Car ownership can be costly. The annual car ownership costs rose from $9,666 in 2021 to $10,728 in 2022. These expenses include fuel, insurance, purchase cost and financing, parking fees, repairs, maintenance, registration and license, and depreciation. Finding ways to slash your vehicle expenses can help save you some money. Here are six ways to reduce your car expenses.
Potential Expense Reduction Strategies
|Car loan payment||$300||Monthly||Refinance or pay off early|
|Insurance premium||$100||Monthly||Shop around for better rates|
|Gasoline||$80||Weekly||Drive less or use public transportation|
|Maintenance||$50||Monthly||Do some repairs yourself or find cheaper service|
|Parking fee||$20||Monthly||Find free or cheaper parking spots|
|Tolls||$10||Monthly||Avoid toll roads or use carpool lanes|
1. Prioritize Fuel Efficiency
Aggressive driving, including rapid braking and acceleration, and speeding, may reduce gas mileage at highway speeds by approximately 15% to 30% and in stop-and-go traffic by around 10% to 40%. Driving slowly and avoiding aggressive driving is not only safe for you and other road users but can also help save money at the pump. While different vehicles attain their optimal fuel economy at varying speeds, observing speed limits can increase fuel efficiency.
Carrying cargo on your vehicle’s roof raises wind resistance and reduces fuel economy. Avoiding this can help boost fuel economy. Also, don’t keep unnecessary stuff in your car because the excess weight may increase your MPG (miles per gallon). Turn off the engine to save fuel when your vehicle isn’t parked. You can also use cruise control on highways to maintain a constant speed.

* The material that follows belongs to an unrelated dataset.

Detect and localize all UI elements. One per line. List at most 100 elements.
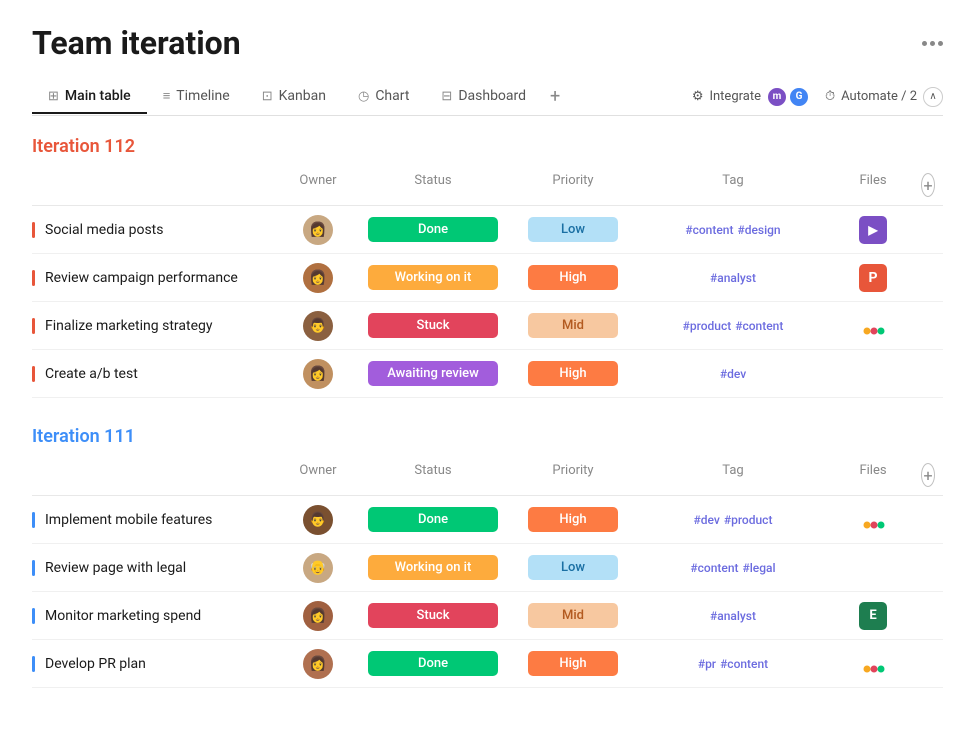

2. Reduce Car Insurance Costs
A car insurance rates analysis found that full vehicle insurance averages $2,014 per annum. While this may vary from one car to another, finding ways to lower car insurance costs can help save money. Insurance costs differ from provider to provider. So, shopping around can help you find favorable rates. Get quotes from at least three insurance companies, compare their rates, and read reviews to determine what other consumers say about them.
Auto insurance premiums are partly based on a vehicle’s cost, repair costs, safety records, and the possibility of theft. So, compare insurance costs before purchasing a vehicle to find a car with affordable insurance. Buying two or more insurance types from the same provider may earn you lower rates. Maintaining a good credit history and taking a defensive driving course can also help lower car insurance costs.

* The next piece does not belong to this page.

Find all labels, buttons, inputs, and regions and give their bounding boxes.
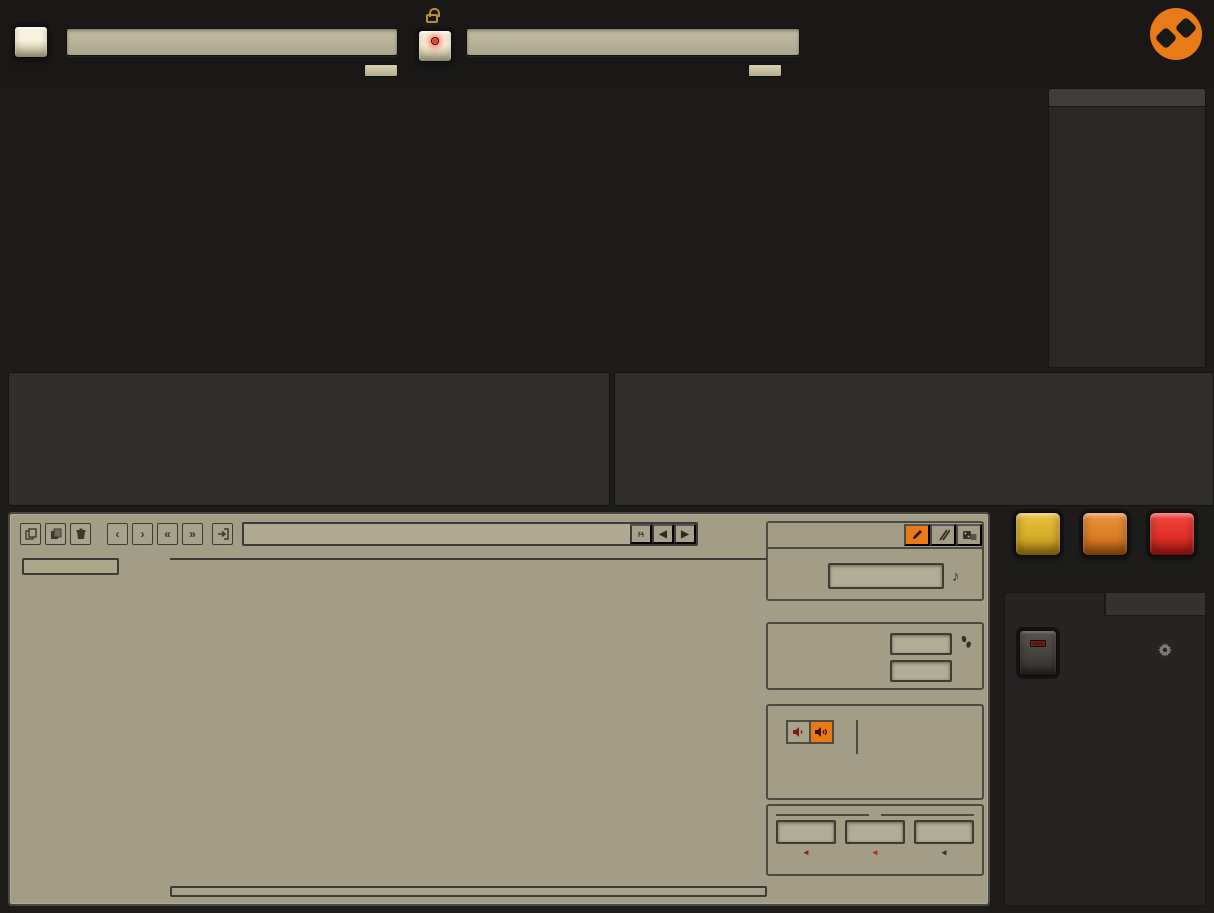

3. Schedule Regular Car Maintenance
Regular maintenance is an essential element in a vehicle’s health. It keeps your car running longer, eliminating the need for a financial commitment to buy a new one. It also increases fuel efficiency. When vehicle problems aren’t caught on time, they escalate and lead to costly part repairs and replacements.
With regular car maintenance, it’s easy to catch car issues early and get them addressed immediately to avoid high-cost fixes in the future. Breakdowns often result in expensive towing and repair services. Sticking to a regular car maintenance routine helps lower the risk of breakdowns or malfunctions, saving money.
4. Start Carpooling
Carpooling is an excellent way to save money on gas while saving the environment by minimizing greenhouse gas emissions. When you carpool, you may qualify for reduced coverage and low-mileage discounts, lowering your car insurance costs. Carpooling lets you share ride costs among fellow carpoolers, or you can alternate the cars you’re using between all of you. This evenly distributes vehicle wear and tear and expenses. Carpooling reduces the miles driven daily, saving on maintenance and fuel. You can start carpooling with colleagues or friends as a regular arrangement, including going to work or whenever needed.

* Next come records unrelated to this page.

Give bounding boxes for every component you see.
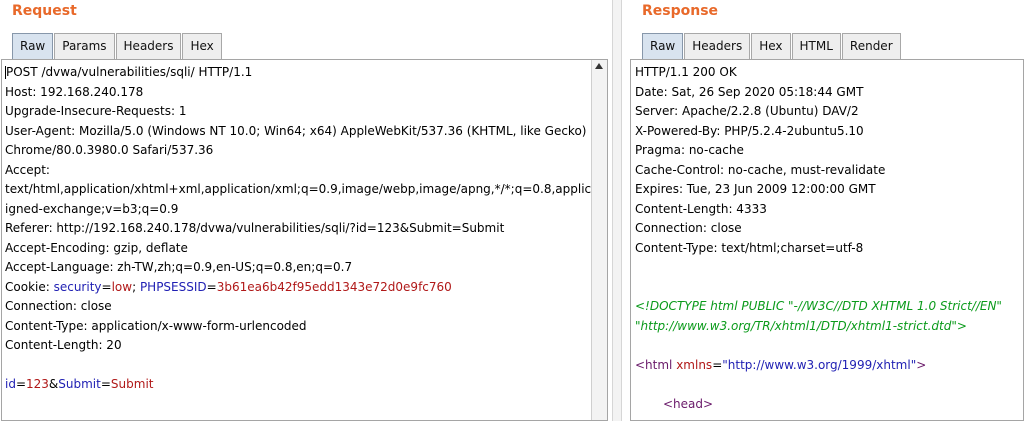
response-line: Pragma: no-cache [635,143,744,157]
request-line: Accept-Encoding: gzip, deflate [5,240,188,255]
request-title: Request [12,3,77,19]
cookie-name: PHPSESSID [139,279,207,294]
cookie-equals: = [206,279,217,294]
request-line: igned-exchange;v=b3;q=0.9 [5,201,179,216]
request-editor[interactable]: POST /dvwa/vulnerabilities/sqli/ HTTP/1.… [1,59,608,421]
response-line: Cache-Control: no-cache, must-revalidate [635,162,886,177]
response-line: Expires: Tue, 23 Jun 2009 12:00:00 GMT [635,182,876,196]
tab-response-hex[interactable]: Hex [751,33,791,59]
response-pane: Response Raw Headers Hex HTML Render HTT… [622,0,1024,421]
tab-response-raw[interactable]: Raw [642,33,684,59]
html-attr-name: xmlns [672,357,713,372]
request-tabs: Raw Params Headers Hex [12,33,223,59]
response-line: Content-Type: text/html;charset=utf-8 [635,240,864,255]
param-name: Submit [58,377,101,391]
param-equals: = [100,377,111,391]
head-tag-line: <head> [663,396,714,411]
request-line: Accept-Language: zh-TW,zh;q=0.9,en-US;q=… [5,260,353,274]
response-line: X-Powered-By: PHP/5.2.4-2ubuntu5.10 [635,123,864,138]
cookie-line: Cookie: security=low; PHPSESSID=3b61ea6b… [5,278,607,298]
response-title: Response [642,3,719,19]
tab-request-headers[interactable]: Headers [115,33,182,59]
response-line: HTTP/1.1 200 OK [635,65,737,79]
param-value: 123 [26,377,49,391]
tab-request-hex[interactable]: Hex [182,33,222,59]
scroll-up-arrow-icon[interactable] [595,63,603,69]
html-attr-equals: = [712,357,723,372]
request-line: Accept: [5,162,50,177]
cookie-value: 3b61ea6b42f95edd1343e72d0e9fc760 [216,279,452,294]
request-line: Host: 192.168.240.178 [5,84,144,99]
html-tag-line: <html xmlns="http://www.w3.org/1999/xhtm… [635,356,1002,376]
request-line: Chrome/80.0.3980.0 Safari/537.36 [5,143,214,157]
response-line: Server: Apache/2.2.8 (Ubuntu) DAV/2 [635,104,859,118]
request-line: Content-Type: application/x-www-form-url… [5,318,307,333]
cookie-name: security [53,279,102,294]
request-line: User-Agent: Mozilla/5.0 (Windows NT 10.0… [5,123,587,138]
cookie-separator: ; [132,279,140,294]
html-attr-value: "http://www.w3.org/1999/xhtml" [722,357,917,372]
request-line: Connection: close [5,299,112,313]
response-editor[interactable]: HTTP/1.1 200 OK Date: Sat, 26 Sep 2020 0… [630,59,1024,421]
request-text: POST /dvwa/vulnerabilities/sqli/ HTTP/1.… [5,63,608,395]
cookie-value: low [111,279,133,294]
param-equals: = [15,377,27,391]
html-tag-open: <html [635,357,673,372]
tab-response-render[interactable]: Render [841,33,901,59]
tab-request-raw[interactable]: Raw [12,33,54,59]
response-line: Connection: close [635,221,742,235]
pane-splitter[interactable] [612,0,622,421]
request-line: Referer: http://192.168.240.178/dvwa/vul… [5,221,505,235]
response-line: Content-Length: 4333 [635,201,767,216]
request-scrollbar[interactable] [591,60,607,420]
param-separator: & [48,377,59,391]
param-name: id [5,377,16,391]
body-line: id=123&Submit=Submit [5,375,607,395]
cookie-label: Cookie: [5,279,54,294]
tab-response-headers[interactable]: Headers [684,33,751,59]
response-line: Date: Sat, 26 Sep 2020 05:18:44 GMT [635,84,864,99]
doctype-line: <!DOCTYPE html PUBLIC "-//W3C//DTD XHTML… [635,299,1002,313]
request-pane: Request Raw Params Headers Hex POST /dvw… [0,0,612,421]
request-line: Content-Length: 20 [5,338,122,352]
request-line: text/html,application/xhtml+xml,applicat… [5,182,608,196]
cookie-equals: = [101,279,112,294]
html-tag-close: > [916,357,927,372]
tab-response-html[interactable]: HTML [791,33,841,59]
request-line: Upgrade-Insecure-Requests: 1 [5,104,187,118]
param-value: Submit [110,377,154,391]
response-text: HTTP/1.1 200 OK Date: Sat, 26 Sep 2020 0… [635,63,1002,414]
request-line-text: POST /dvwa/vulnerabilities/sqli/ HTTP/1.… [6,65,253,79]
tab-request-params[interactable]: Params [54,33,115,59]
request-line: POST /dvwa/vulnerabilities/sqli/ HTTP/1.… [5,63,607,83]
response-tabs: Raw Headers Hex HTML Render [642,33,902,59]
doctype-line: "http://www.w3.org/TR/xhtml1/DTD/xhtml1-… [635,318,967,333]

5. Refinance Your Car Loan
If you’ve taken an auto loan to buy your car, refinancing that loan can help lower your financial burden. If your credit was poor or you had none when you purchased your vehicle and have since improved your rating, you may be eligible for a lower interest rate. A lower interest rate loan can help reduce your monthly car payments. And while this may extend the loan term, it ensures you don’t fall behind on payments, especially when facing a financial crisis. It also saves you money to cater to other financial obligations.
Additionally, if you had accepted a dealership’s higher rate than you might have been eligible for elsewhere, refinancing can help you reduce it. While auto loan refinancing can be helpful, it should be done at the right time. Refinancing would be a good option if:
- Interest rates have since gone down since you took your first car loan
- You’re in a better financial situation
- Your first offer wasn’t the best
- You have difficulties keeping up with monthly bills
6. Consider a Monthly Parking Package
Finding a secure parking spot, especially for daily car users, can be difficult. If you don’t have a designated parking area, you might have to drive for several hours to find a safe and appropriate parking spot, leading to more fuel usage. Once you find a parking marketplace, avoid daily parking packages because they can be expensive. Monthly parking plans have cheaper rates, reducing car expenses. Also, parking marketplaces usually offer safe parking areas, preventing the costs associated with unsafe parking spots.
Vehicle expenses can quickly get out of hand. However, implementing these tips can help lower your car expenses.